VIA is “the most underfunded transit agency in Texas,” he said, and is one of the last transit agencies to take advantage of the ability to add the cellphone bill tax to raise additional funds.
How is VIA funded?
In Texas, 6.25% of sales taxes collected go to the state. Municipalities can add up to 2% local sales tax, with up to 1% going to transit systems. In San Antonio, VIA receives three-quarters of that 1%.
In January 2026, VIA will start to get another one-eighth cent, which is now going to the city’s Ready to Work workforce development program. That will bring its tax revenue up to seven-eighths of a penny.
Now onto the new-but-not-really cellphone tax.
Once upon a time, telecommunication services in Texas were taxed like other goods. But in 1987, the Texas Legislature removed those services (back then mostly landlines) from its list of taxable items, which eliminated those local sales tax charges on customers’ monthly phone bills.
The caveat was that municipalities could vote to remove the exemption and charge the tax. Like a lot of cities, San Antonio did just that — but it only added back 1.25% of the total 2% it could have been charging.
VIA is now seeking that additional .75%, which would put it in line with transit agencies across the state. According to the Texas comptroller, more than 255 cities, 40 counties and 200 special purpose districts have added the tax to monthly cellphone bills, including in Austin, Corpus Christi and Dallas.
Incorporated cities inside San Antonio have already agreed to add the tax onto monthly cellphone bills, including Leon Valley, Alamo Heights, Terrell Hills, Shavano Park, Castle Hills and Balcones Heights. Olmos Park will vote on the tax in November.
San Antonio City Council will discuss the tax at a future B session meeting.
If all jurisdictions approve, the state comptroller’s office will notify the telecom companies so that the tax is added to the cellphone bill of all customers in VIA’s service area.
The average cellphone bill in San Antonio is $144, according to the city.
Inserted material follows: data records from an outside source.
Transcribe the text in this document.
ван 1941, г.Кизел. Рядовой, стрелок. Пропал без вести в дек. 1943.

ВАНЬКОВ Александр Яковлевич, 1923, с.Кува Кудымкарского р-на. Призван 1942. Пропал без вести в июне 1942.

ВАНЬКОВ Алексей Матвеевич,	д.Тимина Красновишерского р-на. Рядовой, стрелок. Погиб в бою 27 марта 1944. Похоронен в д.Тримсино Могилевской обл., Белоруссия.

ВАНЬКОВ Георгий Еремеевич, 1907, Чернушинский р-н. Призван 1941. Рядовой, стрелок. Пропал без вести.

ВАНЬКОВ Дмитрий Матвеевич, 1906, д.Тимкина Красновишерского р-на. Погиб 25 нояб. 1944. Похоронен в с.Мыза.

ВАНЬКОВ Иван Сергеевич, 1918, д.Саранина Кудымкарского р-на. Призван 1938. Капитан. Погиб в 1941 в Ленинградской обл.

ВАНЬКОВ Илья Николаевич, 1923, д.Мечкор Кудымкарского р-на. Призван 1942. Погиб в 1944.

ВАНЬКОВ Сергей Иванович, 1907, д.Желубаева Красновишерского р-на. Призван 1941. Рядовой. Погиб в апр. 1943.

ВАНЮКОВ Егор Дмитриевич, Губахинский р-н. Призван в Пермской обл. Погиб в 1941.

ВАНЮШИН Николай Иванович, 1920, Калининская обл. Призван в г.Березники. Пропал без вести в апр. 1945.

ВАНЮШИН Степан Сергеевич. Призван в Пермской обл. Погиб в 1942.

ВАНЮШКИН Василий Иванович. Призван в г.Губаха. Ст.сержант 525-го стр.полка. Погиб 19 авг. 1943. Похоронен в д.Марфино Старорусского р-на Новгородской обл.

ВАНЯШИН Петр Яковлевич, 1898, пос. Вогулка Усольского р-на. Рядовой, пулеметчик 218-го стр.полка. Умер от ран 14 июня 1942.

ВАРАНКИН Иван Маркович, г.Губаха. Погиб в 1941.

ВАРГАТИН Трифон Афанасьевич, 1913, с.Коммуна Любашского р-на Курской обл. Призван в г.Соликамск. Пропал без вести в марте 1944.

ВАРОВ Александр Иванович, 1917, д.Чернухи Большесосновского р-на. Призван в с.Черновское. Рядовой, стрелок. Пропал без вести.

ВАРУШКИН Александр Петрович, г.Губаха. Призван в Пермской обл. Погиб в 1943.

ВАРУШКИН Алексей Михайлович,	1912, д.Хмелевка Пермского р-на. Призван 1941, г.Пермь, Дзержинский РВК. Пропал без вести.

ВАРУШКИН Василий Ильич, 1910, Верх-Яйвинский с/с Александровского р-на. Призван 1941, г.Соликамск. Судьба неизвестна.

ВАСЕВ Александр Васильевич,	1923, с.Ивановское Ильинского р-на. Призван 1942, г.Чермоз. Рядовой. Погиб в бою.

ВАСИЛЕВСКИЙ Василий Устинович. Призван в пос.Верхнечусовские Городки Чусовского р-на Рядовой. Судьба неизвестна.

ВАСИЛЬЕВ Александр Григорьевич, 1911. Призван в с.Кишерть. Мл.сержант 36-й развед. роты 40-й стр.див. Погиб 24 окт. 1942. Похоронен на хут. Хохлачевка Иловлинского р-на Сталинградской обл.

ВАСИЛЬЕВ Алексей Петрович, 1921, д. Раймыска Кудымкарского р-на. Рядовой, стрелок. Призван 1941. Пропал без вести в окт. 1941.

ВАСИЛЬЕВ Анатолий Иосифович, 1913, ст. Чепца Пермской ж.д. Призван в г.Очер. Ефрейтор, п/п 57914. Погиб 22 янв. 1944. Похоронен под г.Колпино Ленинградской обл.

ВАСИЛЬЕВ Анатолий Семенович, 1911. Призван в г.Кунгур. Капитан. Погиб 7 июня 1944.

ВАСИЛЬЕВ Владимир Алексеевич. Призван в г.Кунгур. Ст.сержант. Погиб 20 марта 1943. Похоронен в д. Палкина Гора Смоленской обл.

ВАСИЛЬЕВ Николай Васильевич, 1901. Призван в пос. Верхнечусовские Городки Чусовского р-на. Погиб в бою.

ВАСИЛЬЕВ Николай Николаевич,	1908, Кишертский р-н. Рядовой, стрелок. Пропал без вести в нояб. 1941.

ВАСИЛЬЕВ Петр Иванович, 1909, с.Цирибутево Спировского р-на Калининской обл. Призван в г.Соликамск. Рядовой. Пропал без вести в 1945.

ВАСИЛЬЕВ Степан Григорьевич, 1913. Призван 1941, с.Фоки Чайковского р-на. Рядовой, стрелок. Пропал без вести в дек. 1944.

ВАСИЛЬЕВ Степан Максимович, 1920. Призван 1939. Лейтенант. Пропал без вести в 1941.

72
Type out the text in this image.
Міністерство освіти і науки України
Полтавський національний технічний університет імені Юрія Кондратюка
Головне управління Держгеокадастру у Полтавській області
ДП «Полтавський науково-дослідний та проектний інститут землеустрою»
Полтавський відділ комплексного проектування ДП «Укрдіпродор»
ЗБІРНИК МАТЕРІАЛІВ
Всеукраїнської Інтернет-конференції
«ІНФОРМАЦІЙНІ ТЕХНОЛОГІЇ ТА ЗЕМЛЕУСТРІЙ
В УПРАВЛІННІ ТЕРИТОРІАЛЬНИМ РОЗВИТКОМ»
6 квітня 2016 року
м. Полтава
Exactly how much the tax would add to a bill depends on the services each customer has with its cellphone provider — the tax only applies to certain goods and services, not the entire bill.
City Council’s Transportation and Infrastructure Committee expressed concern over the request but agreed to send it to the full council for a vote later this month.
“A few years ago we authorized giving VIA $10 million a year to increase service. I think most of us would agree, we haven’t increased service,” said District 9 Councilman John Courage.
VIA officials reassured council members that in addition to improving bus frequency, the Better Bus Plan would expand VIA Link services, add design enhancements and explore more transit solutions, by phases at routes most used.
But even adding the tax won’t bring in enough revenue to fully fund the five-year plan, said Sanchez, and the transit authority will have to seek other sources of funding.
That’s why this additional revenue is critical to getting VIA closer to its goal, Herrera told the San Antonio Report. “San Antonio, we’re pretty spread out. We need to be able to reach those locations people need to go.”
Reporter Tracy Idell Hamilton contributed to this article.